Given #A=2(pi)r^2 + 2(pi)rh#, how do you solve for r?

2 Answers
May 7, 2016

Answer:

This cannot be done.

Explanation:

My thinking here says that it cannot be done, because there are two different powers of r involved. If you try to factor out the r as a common factor, there will still be an r in the first term.

May 7, 2016

Answer:

Use the quadratic formula to get #r=(-h)/(2)+-(sqrt(pi^2h^2-2piA))/(2pi)#.

Explanation:

Although at first it seems like we can't solve, for #r#, we actually can.

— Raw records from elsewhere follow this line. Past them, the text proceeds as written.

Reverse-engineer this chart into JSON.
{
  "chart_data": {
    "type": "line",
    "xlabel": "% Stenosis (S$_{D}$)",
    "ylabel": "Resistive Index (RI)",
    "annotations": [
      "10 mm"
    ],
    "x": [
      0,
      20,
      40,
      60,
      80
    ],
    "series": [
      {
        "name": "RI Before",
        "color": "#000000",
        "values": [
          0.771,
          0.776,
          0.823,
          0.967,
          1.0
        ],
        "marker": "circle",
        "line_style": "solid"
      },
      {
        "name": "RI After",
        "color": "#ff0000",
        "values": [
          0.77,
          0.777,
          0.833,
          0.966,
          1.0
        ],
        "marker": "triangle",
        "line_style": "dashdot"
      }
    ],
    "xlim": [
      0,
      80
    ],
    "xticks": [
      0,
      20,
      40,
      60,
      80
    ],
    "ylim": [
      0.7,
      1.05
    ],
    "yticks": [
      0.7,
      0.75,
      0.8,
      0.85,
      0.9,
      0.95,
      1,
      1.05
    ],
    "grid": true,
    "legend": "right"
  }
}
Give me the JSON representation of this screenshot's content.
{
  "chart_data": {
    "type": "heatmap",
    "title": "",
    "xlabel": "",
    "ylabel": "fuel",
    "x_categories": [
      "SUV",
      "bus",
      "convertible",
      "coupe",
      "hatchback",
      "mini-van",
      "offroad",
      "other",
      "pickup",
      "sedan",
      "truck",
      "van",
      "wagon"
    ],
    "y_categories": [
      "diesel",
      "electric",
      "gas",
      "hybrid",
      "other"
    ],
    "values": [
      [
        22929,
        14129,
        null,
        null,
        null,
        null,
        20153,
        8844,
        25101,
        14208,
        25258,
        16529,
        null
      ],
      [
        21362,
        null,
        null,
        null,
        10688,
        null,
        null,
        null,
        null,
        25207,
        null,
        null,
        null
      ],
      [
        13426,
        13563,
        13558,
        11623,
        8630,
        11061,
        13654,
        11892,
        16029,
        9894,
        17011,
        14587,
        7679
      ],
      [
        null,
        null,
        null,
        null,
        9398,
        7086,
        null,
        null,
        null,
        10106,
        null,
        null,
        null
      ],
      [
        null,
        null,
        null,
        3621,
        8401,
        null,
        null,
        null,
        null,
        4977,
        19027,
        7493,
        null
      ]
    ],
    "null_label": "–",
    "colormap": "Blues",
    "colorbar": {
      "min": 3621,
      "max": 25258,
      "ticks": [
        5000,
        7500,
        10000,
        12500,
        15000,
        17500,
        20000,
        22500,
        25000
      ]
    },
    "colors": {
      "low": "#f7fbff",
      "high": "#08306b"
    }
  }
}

Note that if subtract #A# from both sides, we get:
#0=2pir^2+2pirh-A#

If we take out the #2pi# and #h#, we get this simple equation:
#0=r^2+r-A#

We know that #2pi#, #h#, and #A# are constants, so what we have here is a quadratic equation of the form #0=ar^2+br+c#. In our case, #a=2pi#, #b=2pih#, and #c=A#. We can solve for #r# using the quadratic formula:
#r=(-b+-sqrt(b^2-4ac))/(2a)#

Making the substitutions #a=2pi#, #b=2pih#, and #c=A#, we have:
#r=(-(2pih)+-sqrt((2pih)^2-4(2pi)(A)))/(2(2pi))#
#=(-2pih+-sqrt(4pi^2h^2-4(2pi)(A)))/(4pi)#
#=(-2pih+-sqrt(4(pi^2h^2-2piA)))/(4pi)#
#=(-2pih)/(4pi)+-(2sqrt(pi^2h^2-2piA))/(4pi)#
#=(-h)/(2)+-(sqrt(pi^2h^2-2piA))/(2pi)#

Certainly not the cleanest expression, but it will do.